Within a few short years, Nazi policy touched the lives of almost every Jehovah’s Witness living in Germany and Austria. They were mistrusted not least for their refusal to conform to many elements of Nazi life: they did not utter the obligatory Hitler greeting, did not send their children to the mandatory Hitler Youth, and refused to salute the German flag. As pacifists, they did not donate to military charities, and most notably did not accept the draft: of the hundreds executed by the Nazis for refusing to fight in the war, the vast majority were Jehovah’s Witnesses. Thousands were arrested between 1933 and 1945: the average punishment was 2 to 3 years of imprisonment, after which they were usually released, but many were sent to concentration camps.
During the pre-war years, Witnesses constituted 5 to 10% of camp prisoners. They were branded with purple triangles, and were often singled out for punishment by the SS. At Mauthausen, for example, they were sometimes forced to crawl on their hands and feet while singing, or risk being brutally beaten. However, they rejected collaboration with other prisoner groups, in particular groups attempting sabotage or military resistance. This made them increasingly valuable to the SS, who could rely on them to work honestly, not to attempt escape, and to reject active resistance; thus, when the need for labour increased in the later war years, their situation in the camps improved somewhat.
Throughout the Nazi years, music was central to the Witnesses’ religious gatherings. They justified their musical activity with a passage from the second book of Moses: ‘I Jehovah want singing, for he revealed himself on high’. In most camps, song was an important way of building solidarity and expressing faith. In Ravensbrück, for example, small groups would sing religious songs in the evenings after work. At Auschwitz, the musician Jan Otrebski borrowed a violin from a member of the camp band to entertain and comfort his fellow Jehovah’s Witnesses.

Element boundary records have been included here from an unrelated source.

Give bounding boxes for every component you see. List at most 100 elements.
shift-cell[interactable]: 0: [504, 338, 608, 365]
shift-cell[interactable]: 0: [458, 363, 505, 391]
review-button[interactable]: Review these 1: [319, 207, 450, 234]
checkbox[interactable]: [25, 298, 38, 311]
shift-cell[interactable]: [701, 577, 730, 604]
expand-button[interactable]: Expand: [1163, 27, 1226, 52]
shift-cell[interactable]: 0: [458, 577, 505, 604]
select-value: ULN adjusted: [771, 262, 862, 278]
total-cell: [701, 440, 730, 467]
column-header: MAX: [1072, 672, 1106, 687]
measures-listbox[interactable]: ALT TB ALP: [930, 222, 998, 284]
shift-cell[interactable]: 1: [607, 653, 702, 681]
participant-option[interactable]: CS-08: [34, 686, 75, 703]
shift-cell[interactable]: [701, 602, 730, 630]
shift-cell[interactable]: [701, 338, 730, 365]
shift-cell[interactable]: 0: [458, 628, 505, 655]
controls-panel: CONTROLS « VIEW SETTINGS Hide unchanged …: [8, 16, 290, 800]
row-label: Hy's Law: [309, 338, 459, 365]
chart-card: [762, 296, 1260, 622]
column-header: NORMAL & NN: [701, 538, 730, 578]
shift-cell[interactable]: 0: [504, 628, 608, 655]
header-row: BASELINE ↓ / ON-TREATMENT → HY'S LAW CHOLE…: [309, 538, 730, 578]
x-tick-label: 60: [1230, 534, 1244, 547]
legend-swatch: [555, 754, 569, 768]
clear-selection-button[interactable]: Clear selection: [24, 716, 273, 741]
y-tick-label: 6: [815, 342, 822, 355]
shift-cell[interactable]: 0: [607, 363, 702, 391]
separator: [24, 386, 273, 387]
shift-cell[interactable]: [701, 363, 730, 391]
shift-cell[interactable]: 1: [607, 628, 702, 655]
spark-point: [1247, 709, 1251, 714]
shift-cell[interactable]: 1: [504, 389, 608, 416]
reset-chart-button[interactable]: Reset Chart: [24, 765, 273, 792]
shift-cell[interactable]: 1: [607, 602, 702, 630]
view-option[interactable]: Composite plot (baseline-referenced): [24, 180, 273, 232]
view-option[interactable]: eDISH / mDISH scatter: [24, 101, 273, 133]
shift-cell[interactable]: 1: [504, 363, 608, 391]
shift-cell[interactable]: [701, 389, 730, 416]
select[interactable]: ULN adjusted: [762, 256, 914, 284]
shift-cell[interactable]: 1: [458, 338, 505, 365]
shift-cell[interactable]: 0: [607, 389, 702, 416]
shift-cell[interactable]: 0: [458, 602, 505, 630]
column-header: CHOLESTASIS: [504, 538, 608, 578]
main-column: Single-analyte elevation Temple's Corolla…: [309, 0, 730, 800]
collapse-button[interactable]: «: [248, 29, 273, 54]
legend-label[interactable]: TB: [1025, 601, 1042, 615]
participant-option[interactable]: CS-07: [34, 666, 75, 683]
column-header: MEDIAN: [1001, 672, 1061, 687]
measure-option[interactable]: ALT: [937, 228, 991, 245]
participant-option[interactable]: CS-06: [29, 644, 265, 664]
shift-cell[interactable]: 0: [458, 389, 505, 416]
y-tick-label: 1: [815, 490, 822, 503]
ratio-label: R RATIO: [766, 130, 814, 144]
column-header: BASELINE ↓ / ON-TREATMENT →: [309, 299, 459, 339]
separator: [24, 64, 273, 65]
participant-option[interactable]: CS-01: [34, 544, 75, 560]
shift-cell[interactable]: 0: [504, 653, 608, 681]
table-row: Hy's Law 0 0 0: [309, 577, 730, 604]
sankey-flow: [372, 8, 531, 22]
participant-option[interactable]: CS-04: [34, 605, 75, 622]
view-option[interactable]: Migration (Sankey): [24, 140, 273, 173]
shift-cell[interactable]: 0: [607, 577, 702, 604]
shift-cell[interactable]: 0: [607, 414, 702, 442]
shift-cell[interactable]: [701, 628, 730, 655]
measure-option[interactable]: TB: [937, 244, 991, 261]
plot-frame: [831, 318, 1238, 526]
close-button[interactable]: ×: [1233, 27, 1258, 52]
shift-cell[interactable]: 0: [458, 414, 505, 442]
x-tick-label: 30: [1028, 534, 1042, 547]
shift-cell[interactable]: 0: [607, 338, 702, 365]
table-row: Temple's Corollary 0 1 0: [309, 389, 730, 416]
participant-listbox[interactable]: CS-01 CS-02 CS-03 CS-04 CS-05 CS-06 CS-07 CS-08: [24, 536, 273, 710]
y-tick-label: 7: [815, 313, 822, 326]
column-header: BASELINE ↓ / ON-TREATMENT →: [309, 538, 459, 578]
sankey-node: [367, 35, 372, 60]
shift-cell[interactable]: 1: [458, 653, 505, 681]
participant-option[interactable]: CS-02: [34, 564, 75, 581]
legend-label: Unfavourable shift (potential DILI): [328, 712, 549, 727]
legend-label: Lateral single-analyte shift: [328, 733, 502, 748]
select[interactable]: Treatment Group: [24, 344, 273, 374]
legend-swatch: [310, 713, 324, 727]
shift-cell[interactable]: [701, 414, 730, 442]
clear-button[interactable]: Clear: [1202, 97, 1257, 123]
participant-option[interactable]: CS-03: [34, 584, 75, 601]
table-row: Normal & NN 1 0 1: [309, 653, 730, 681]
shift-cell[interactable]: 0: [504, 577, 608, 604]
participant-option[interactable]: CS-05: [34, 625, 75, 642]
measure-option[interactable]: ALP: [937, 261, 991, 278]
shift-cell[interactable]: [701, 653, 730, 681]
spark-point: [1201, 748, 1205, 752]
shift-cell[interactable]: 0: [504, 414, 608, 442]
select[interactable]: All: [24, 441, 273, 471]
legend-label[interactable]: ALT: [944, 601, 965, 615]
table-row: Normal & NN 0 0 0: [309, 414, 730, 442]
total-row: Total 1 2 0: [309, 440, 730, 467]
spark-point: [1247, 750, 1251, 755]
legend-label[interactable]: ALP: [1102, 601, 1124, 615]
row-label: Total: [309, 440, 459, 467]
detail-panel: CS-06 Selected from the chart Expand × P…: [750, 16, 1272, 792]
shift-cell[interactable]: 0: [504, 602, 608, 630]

In the cramped barracks, they would gather together and listen to him playing religious songs. For these inmates, 'music made it possible to forget our worries for a short time. We always sang after prayers and during our gathering, and thus remained in closer contact to Jehovah'.
The Jehovah’s Witness Erich Hugo Frost was imprisoned in Sachsenhausen, where he was frequently called upon to perform private concerts for the guards. It was during his time at Sachsenhausen that Frost also composed ‘Fest steht’ (Stand fast), better known in English as ‘Forward, You Witnesses’. He recalled the process by which he composed the song:
Naturally I was not allowed to write in the text that had brought me to the gallows. So, during our work in the purification plant I recited the text of the first verse to a brother, who memorised it, then the text of the second to another brother, and so on, to four brothers the texts of all the verses, that they memorised exactly, so that I could bring them together in the evening in the barracks with the music and then write it down. In the barracks I could at least halfway conceal the song, until there was an opportunity to bring out the manuscript.
Still today, with slightly modified lyrics, the song is sung at Jehovah’s Witness gatherings, in memory of the thousands who suffered and died for their faith.
Sources
Fackler, G., 2000. "Des Lagers Stimme"– Musik im KZ. Alltag und Häftlingskultur in den Konzentrationslagern 1933 bis 1936, Bremen: Temmen.
Weinreich, R. ed., 2002. Verachtet, verfolgt, vergessen:Leiden und Widerstand der Zeugen Jehovas in der Grenzregion am Hochrhein im "Dritten Reich", Hausern: Signum Design.
1998. Zeugen Jehovas: Vergessene Opfer des Nationalsozialismus. , Vienna. (Referate und Berichte der vom Dokumentationsarchiv des österreichischen Widerstandes (DÖW) und dem Institut für Wissenschaft und Kunst (IWK) am 29. Jänner 1998 veranstalteten wissenschaftlichen Tagung.)